MambaFormer：面向精确高效临床辅助的令牌级引导路由专家混合模型 (MambaFormer: Token-Level Guided Routing Mixture-of-Experts for Accurate and Efficient Clinical Assistance)

The deployment of large language models (LLMs) in real-world clinical applications is constrained by the fundamental trade-off between computational cost and the efficiency of linear-time models. To address this, we propose an LLM-based MambaFormer hybrid Mixture-of-Experts (MoE) framework for efficient medical question-answering (QA) and clinical assistance. The MambaFormer employs a lightweight gating mechanism that performs token-level dynamic routing to a customized Transformer expert (ET5) for short, complex queries or to a State Space Model expert (EMamba) for long, high-throughput sequences. The customized EMamba and ET5 models are tailored to accommodate input sequence dimensionality, embedding structure, sequence length, and target-specific output heads, and are fine-tuned through transfer learning on a new, custom-designed DentalQA dataset. Moreover, intelligent routing decisions are driven by the contextual complexity of token embeddings, normalized sequence length, and domain-aware features, thereby enforcing a Pareto-optimal trade-off between inference latency and prediction accuracy. Furthermore, a novel utility-guided multi-objective loss jointly optimizes decisions, router parameters, routing behavior, expert utilization, and computational cost by adaptively regulating token-level expert activation. Finally, the proposed MambaFormer is cross-validated (holdout) for medical QA on the new, custom-designed DentalQA and PubMedQA datasets and compared with state-of-the-art techniques. The proposed MambaFormer outperforms (BERTScore = 0.9180) with ultra-low latency (0.077 s), delivering a 24.4 speedup over T5-Large and establishing a scalable solution for resource-constrained clinical deployment.
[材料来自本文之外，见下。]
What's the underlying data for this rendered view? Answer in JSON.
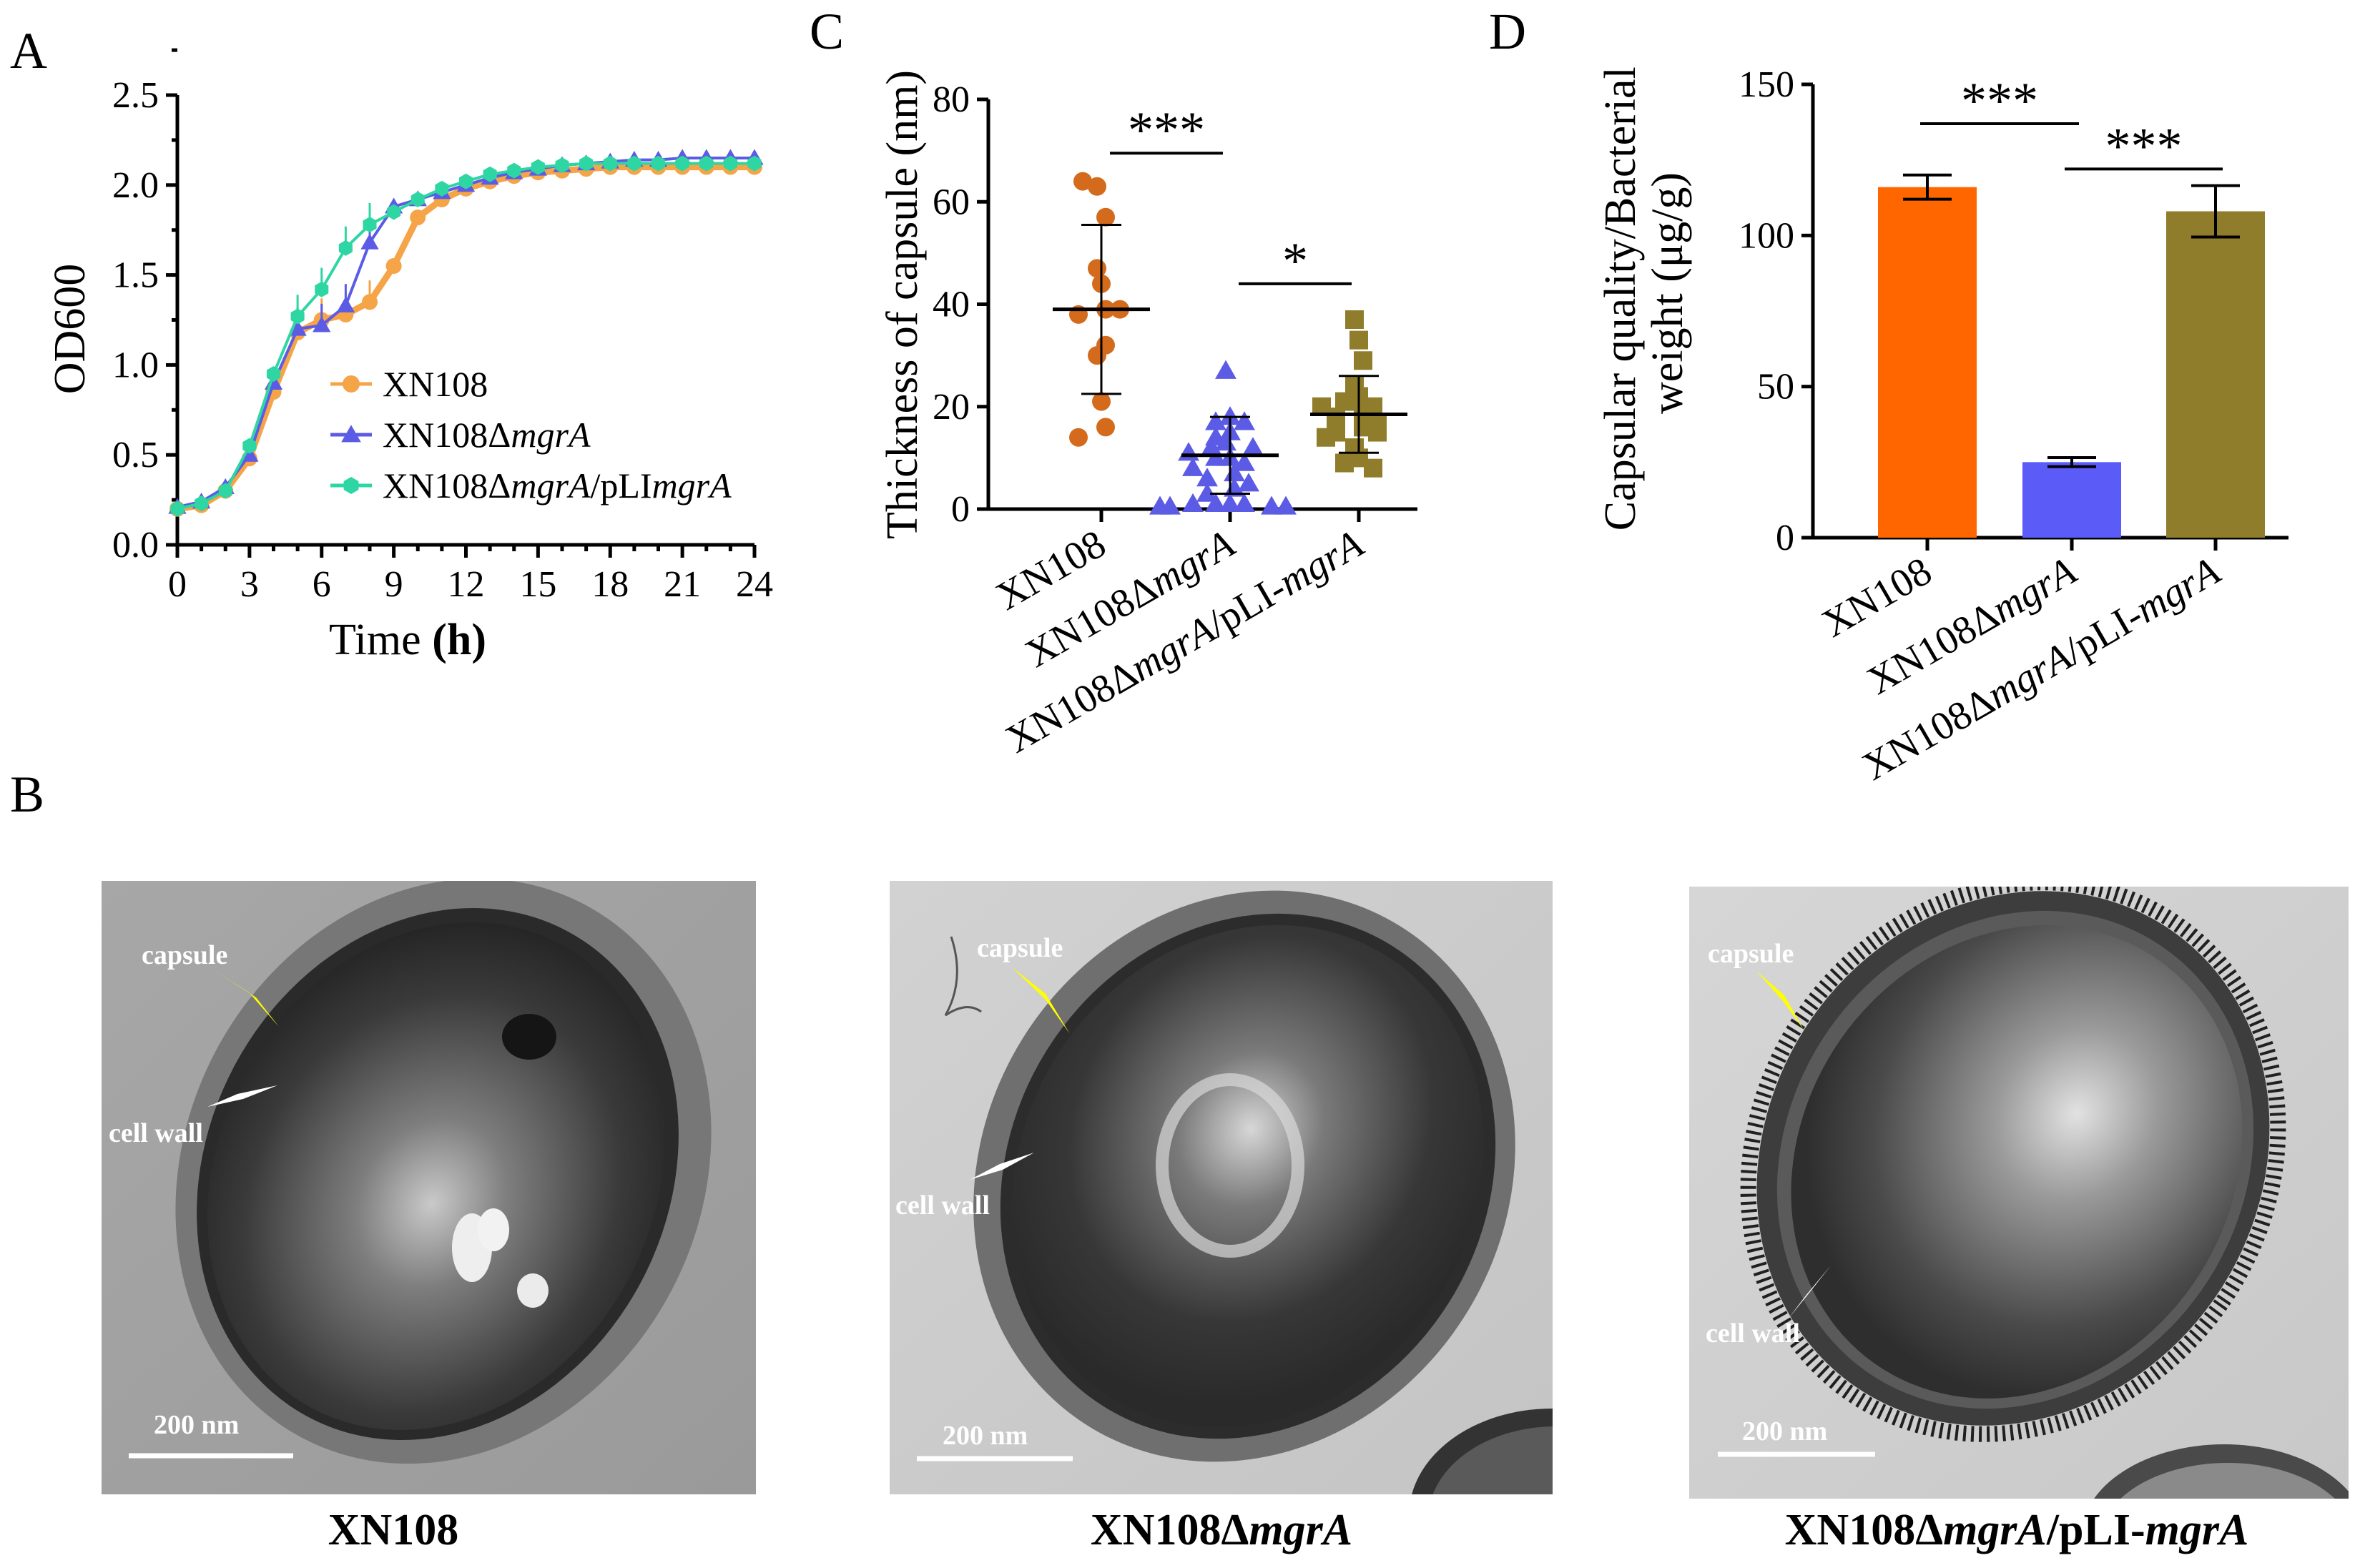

翻译：在现实世界临床应用中部署大型语言模型（LLM）受到计算成本与线性时间模型效率之间基本权衡的限制。为解决此问题，我们提出一种基于LLM的MambaFormer混合专家（MoE）框架，用于高效医疗问答（QA）与临床辅助。MambaFormer采用轻量级门控机制，对简短复杂查询执行令牌级动态路由至定制Transformer专家（ET5），或对长序列高吞吐量输入路由至状态空间模型专家（EMamba）。定制的EMamba与ET5模型经专门设计以适应输入序列维度、嵌入结构、序列长度及任务特定输出头，并通过迁移学习在新构建的定制DentalQA数据集上进行微调。此外，智能路由决策由令牌嵌入的上下文复杂度、归一化序列长度及领域感知特征驱动，从而在推理延迟与预测精度间实现帕累托最优权衡。进一步地，新颖的效用引导多目标损失函数通过自适应调节令牌级专家激活，联合优化决策、路由器参数、路由行为、专家利用率及计算成本。最后，所提出的MambaFormer在新构建的定制DentalQA与PubMedQA数据集上针对医疗QA任务进行交叉验证（留出法），并与前沿技术进行比较。实验表明，MambaFormer以超低延迟（0.077秒）获得优异性能（BERTScore = 0.9180），相较T5-Large实现24.4倍加速，为资源受限的临床部署提供了可扩展解决方案。